New York’s Medicaid bureaucracy is bracing for a surge of red tape, with state officials warning that new federal work rules could jack up enrollment and administrative costs by roughly 20 percent. Translating that into budget language, they are talking about about $500 million more every year for eligibility checks, renewals and outreach. The warning landed as state Medicaid leaders briefed members of Congress and budget analysts on how hard the rule could hit day-to-day operations.
What Bassiri told Congress
Testifying before a House Energy and Commerce subcommittee on June 25, New York Medicaid Director Amir Bassiri laid out what the rules would mean in practice. More frequent redeterminations, new verification steps and expanded outreach would significantly increase his agency’s daily workload, according to the House committee. Reporting from Crain's New York recaps his testimony and the department’s worries about how to staff up and actually carry out the changes.
Where the 20 percent number comes from
The estimate of about a 20 percent spike in state administrative costs - roughly $500 million a year - shows up in internal briefings and legal analyses prepared for Albany. That figure is detailed in a policy review from the New York State Bar Association, which also notes how Gov. Kathy Hochul’s office has framed the price tag for New York.
Federal rule and deadlines
The Centers for Medicare & Medicaid Services rolled out an interim final rule this month spelling out how states must verify 80 hours of work or qualifying activities and tighten renewal schedules. The rule is published in the Federal Register and is written to take effect July 31, 2026, with states expected to have their programs up and running by Jan. 1, 2027, according to the official rule text. Analysts at the Kaiser Family Foundation and other research groups have warned that the biggest driver of coverage loss is likely to be administrative hurdles, not whether people are actually working.
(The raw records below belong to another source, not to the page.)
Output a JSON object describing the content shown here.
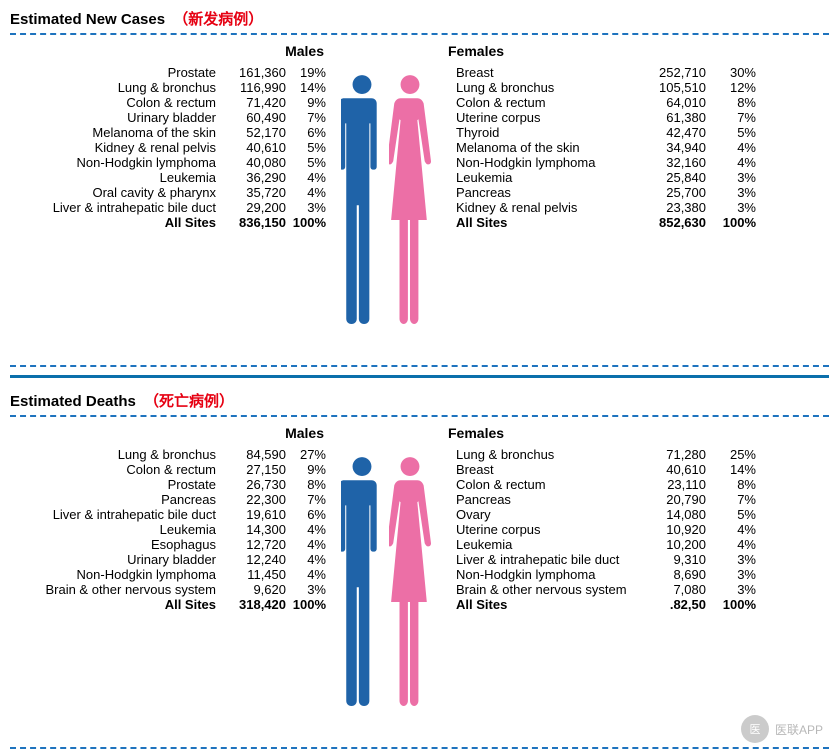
{
  "colors": {
    "male": "#1f63a8",
    "female": "#ec6fa6",
    "dashed": "#1e73be",
    "divider": "#0b6fab",
    "accent_red": "#e60012"
  },
  "sections": [
    {
      "title_en": "Estimated New Cases",
      "title_cn": "（新发病例）",
      "header_male": "Males",
      "header_female": "Females",
      "males": [
        {
          "label": "Prostate",
          "n": "161,360",
          "pct": "19%"
        },
        {
          "label": "Lung & bronchus",
          "n": "116,990",
          "pct": "14%"
        },
        {
          "label": "Colon & rectum",
          "n": "71,420",
          "pct": "9%"
        },
        {
          "label": "Urinary bladder",
          "n": "60,490",
          "pct": "7%"
        },
        {
          "label": "Melanoma of the skin",
          "n": "52,170",
          "pct": "6%"
        },
        {
          "label": "Kidney & renal pelvis",
          "n": "40,610",
          "pct": "5%"
        },
        {
          "label": "Non-Hodgkin lymphoma",
          "n": "40,080",
          "pct": "5%"
        },
        {
          "label": "Leukemia",
          "n": "36,290",
          "pct": "4%"
        },
        {
          "label": "Oral cavity & pharynx",
          "n": "35,720",
          "pct": "4%"
        },
        {
          "label": "Liver & intrahepatic bile duct",
          "n": "29,200",
          "pct": "3%"
        }
      ],
      "females": [
        {
          "label": "Breast",
          "n": "252,710",
          "pct": "30%"
        },
        {
          "label": "Lung & bronchus",
          "n": "105,510",
          "pct": "12%"
        },
        {
          "label": "Colon & rectum",
          "n": "64,010",
          "pct": "8%"
        },
        {
          "label": "Uterine corpus",
          "n": "61,380",
          "pct": "7%"
        },
        {
          "label": "Thyroid",
          "n": "42,470",
          "pct": "5%"
        },
        {
          "label": "Melanoma of the skin",
          "n": "34,940",
          "pct": "4%"
        },
        {
          "label": "Non-Hodgkin lymphoma",
          "n": "32,160",
          "pct": "4%"
        },
        {
          "label": "Leukemia",
          "n": "25,840",
          "pct": "3%"
        },
        {
          "label": "Pancreas",
          "n": "25,700",
          "pct": "3%"
        },
        {
          "label": "Kidney & renal pelvis",
          "n": "23,380",
          "pct": "3%"
        }
      ],
      "total_label": "All Sites",
      "total_male_n": "836,150",
      "total_male_pct": "100%",
      "total_female_n": "852,630",
      "total_female_pct": "100%"
    },
    {
      "title_en": "Estimated Deaths",
      "title_cn": "（死亡病例）",
      "header_male": "Males",
      "header_female": "Females",
      "males": [
        {
          "label": "Lung & bronchus",
          "n": "84,590",
          "pct": "27%"
        },
        {
          "label": "Colon & rectum",
          "n": "27,150",
          "pct": "9%"
        },
        {
          "label": "Prostate",
          "n": "26,730",
          "pct": "8%"
        },
        {
          "label": "Pancreas",
          "n": "22,300",
          "pct": "7%"
        },
        {
          "label": "Liver & intrahepatic bile duct",
          "n": "19,610",
          "pct": "6%"
        },
        {
          "label": "Leukemia",
          "n": "14,300",
          "pct": "4%"
        },
        {
          "label": "Esophagus",
          "n": "12,720",
          "pct": "4%"
        },
        {
          "label": "Urinary bladder",
          "n": "12,240",
          "pct": "4%"
        },
        {
          "label": "Non-Hodgkin lymphoma",
          "n": "11,450",
          "pct": "4%"
        },
        {
          "label": "Brain & other nervous system",
          "n": "9,620",
          "pct": "3%"
        }
      ],
      "females": [
        {
          "label": "Lung & bronchus",
          "n": "71,280",
          "pct": "25%"
        },
        {
          "label": "Breast",
          "n": "40,610",
          "pct": "14%"
        },
        {
          "label": "Colon & rectum",
          "n": "23,110",
          "pct": "8%"
        },
        {
          "label": "Pancreas",
          "n": "20,790",
          "pct": "7%"
        },
        {
          "label": "Ovary",
          "n": "14,080",
          "pct": "5%"
        },
        {
          "label": "Uterine corpus",
          "n": "10,920",
          "pct": "4%"
        },
        {
          "label": "Leukemia",
          "n": "10,200",
          "pct": "4%"
        },
        {
          "label": "Liver & intrahepatic bile duct",
          "n": "9,310",
          "pct": "3%"
        },
        {
          "label": "Non-Hodgkin lymphoma",
          "n": "8,690",
          "pct": "3%"
        },
        {
          "label": "Brain & other nervous system",
          "n": "7,080",
          "pct": "3%"
        }
      ],
      "total_label": "All Sites",
      "total_male_n": "318,420",
      "total_male_pct": "100%",
      "total_female_n": ".82,5⁠0",
      "total_female_pct": "100%"
    }
  ],
  "watermark": {
    "circle": "医",
    "text": "医联APP"
  }
}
How New York plans to handle it
Bassiri has said New York plans to buy new verification software, launch a mobile app and expand community-based navigators so enrollees can document that they meet the community-engagement standard, according to an in-depth interview and profile of the state’s planning. National coverage has pointed out that the technology and systems bill will be sizable and that CMS is carving out some federal funding to help states modernize eligibility systems, even as states are still on the hook for part of the implementation costs.
Local impact and what to watch
Fiscal analysts warn that shifting more administrative burden onto the state, along with the new cost pressure, could squeeze local budgets and safety-net providers if enrollment drops and more people show up uninsured. Testimony focused on New York City and analyses prepared for local officials outline how exposed city providers and municipal budgets could be as the new rules roll out.
Legal and regulatory outlook
Because CMS used an interim final rule, the agency is taking public comments through July 31, 2026 while parts of the policy are already scheduled to kick in. That timing tightens the planning window and leaves a narrower lane for potential legal challenges. During the June 25 hearing, members of the House Energy and Commerce panel pressed state witnesses on program integrity and oversight, signaling that congressional scrutiny is not going away.
What to watch next: how the state handles procurement and outreach plans this summer, the federal public comment window on the rule, and fall budget decisions that will determine how much of the new administrative bill Albany covers itself or passes along to localities and providers. Officials say New York’s choices on software, staffing and community assistance will largely decide whether the shift results in necessary but pricey upgrades or in steeper coverage losses.